Faculty of Engineering, Bar-Ilan University, Ramat-Gan, 5290002, Israel.
Bar-Ilan Institute of Nanotechnologies and Advanced Materials, Bar-Ilan University, Ramat-Gan, 5290002, Israel.
Small. 2019 Nov;15(45):e1904203. doi: 10.1002/smll.201904203. Epub 2019 Sep 4.
Nerve growth factor (NGF) plays a vital role in reducing the loss of cholinergic neurons in Alzheimer's disease (AD). However, its delivery to the brain remains a challenge. Herein, NGF is loaded into degradable oxidized porous silicon (PSiO ) carriers, which are designed to carry and continuously release the protein over a 1 month period. The released NGF exhibits a substantial neuroprotective effect in differentiated rat pheochromocytoma PC12 cells against amyloid-beta (Aβ)-induced cytotoxicity, which is associated with Alzheimer's disease. Next, two potential localized administration routes of the porous carriers into murine brain are investigated: implantation of PSiO chips above the dura mater, and biolistic bombardment of PSiO microparticles through an opening in the skull using a pneumatic gene gun. The PSiO -implanted mice are monitored for a period of 8 weeks and no inflammation or adverse effects are observed. Subsequently, a successful biolistic delivery of these highly porous microparticles into a live-mouse brain is demonstrated for the first time. The bombarded microparticles are observed to penetrate the brain and reach a depth of 150 µm. These results pave the way for using degradable PSiO carriers as potential localized delivery systems for NGF to the brain.

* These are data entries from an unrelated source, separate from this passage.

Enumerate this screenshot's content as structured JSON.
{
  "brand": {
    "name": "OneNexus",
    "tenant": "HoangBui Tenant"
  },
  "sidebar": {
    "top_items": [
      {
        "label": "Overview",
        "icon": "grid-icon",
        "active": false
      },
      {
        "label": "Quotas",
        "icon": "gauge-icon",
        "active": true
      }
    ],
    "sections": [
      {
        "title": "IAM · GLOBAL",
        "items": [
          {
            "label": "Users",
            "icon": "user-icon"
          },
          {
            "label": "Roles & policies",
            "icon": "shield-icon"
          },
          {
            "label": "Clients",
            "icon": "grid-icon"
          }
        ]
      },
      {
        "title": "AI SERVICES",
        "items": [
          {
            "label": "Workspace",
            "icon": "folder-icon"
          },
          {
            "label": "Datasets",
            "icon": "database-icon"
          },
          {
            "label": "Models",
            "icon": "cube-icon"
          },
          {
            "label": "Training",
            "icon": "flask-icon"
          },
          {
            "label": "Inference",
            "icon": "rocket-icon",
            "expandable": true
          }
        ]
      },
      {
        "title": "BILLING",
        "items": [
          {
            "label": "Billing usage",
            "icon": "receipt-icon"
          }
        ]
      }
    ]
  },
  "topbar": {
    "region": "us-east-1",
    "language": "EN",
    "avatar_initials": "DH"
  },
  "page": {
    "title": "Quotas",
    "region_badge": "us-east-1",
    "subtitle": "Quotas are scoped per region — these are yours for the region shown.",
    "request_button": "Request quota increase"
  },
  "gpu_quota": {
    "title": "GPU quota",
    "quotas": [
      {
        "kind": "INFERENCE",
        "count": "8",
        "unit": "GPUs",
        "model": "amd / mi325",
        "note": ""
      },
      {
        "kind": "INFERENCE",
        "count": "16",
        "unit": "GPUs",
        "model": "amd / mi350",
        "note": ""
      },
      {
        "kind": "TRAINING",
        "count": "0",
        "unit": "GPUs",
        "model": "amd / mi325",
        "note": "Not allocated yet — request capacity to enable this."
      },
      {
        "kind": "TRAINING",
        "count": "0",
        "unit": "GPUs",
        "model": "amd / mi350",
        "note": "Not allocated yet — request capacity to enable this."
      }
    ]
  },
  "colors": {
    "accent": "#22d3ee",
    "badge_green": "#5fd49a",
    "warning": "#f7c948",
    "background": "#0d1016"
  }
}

神经生长因子(NGF)在减少阿尔茨海默病(AD)中胆碱能神经元的损失方面起着至关重要的作用。然而,将其递送到大脑仍然是一个挑战。在此,NGF 被装载到可降解的氧化多孔硅(PSiO)载体中,这些载体旨在携带并在 1 个月的时间内持续释放蛋白质。释放的 NGF 在分化的大鼠嗜铬细胞瘤 PC12 细胞中对淀粉样β(Aβ)诱导的细胞毒性表现出显著的神经保护作用,这与阿尔茨海默病有关。接下来,研究了两种潜在的多孔载体在小鼠脑内的局部给药途径:将 PSiO 芯片植入硬脑膜上方,以及使用气动基因枪通过颅骨上的开口对 PSiO 微球进行弹道轰击。监测 PSiO 植入的小鼠 8 周,未观察到炎症或不良反应。随后,首次成功地将这些高度多孔的微球生物递送到活体小鼠的大脑中。轰击的微球被观察到穿透大脑并达到 150 µm 的深度。这些结果为使用可降解 PSiO 载体作为 NGF 向大脑的潜在局部递药系统铺平了道路。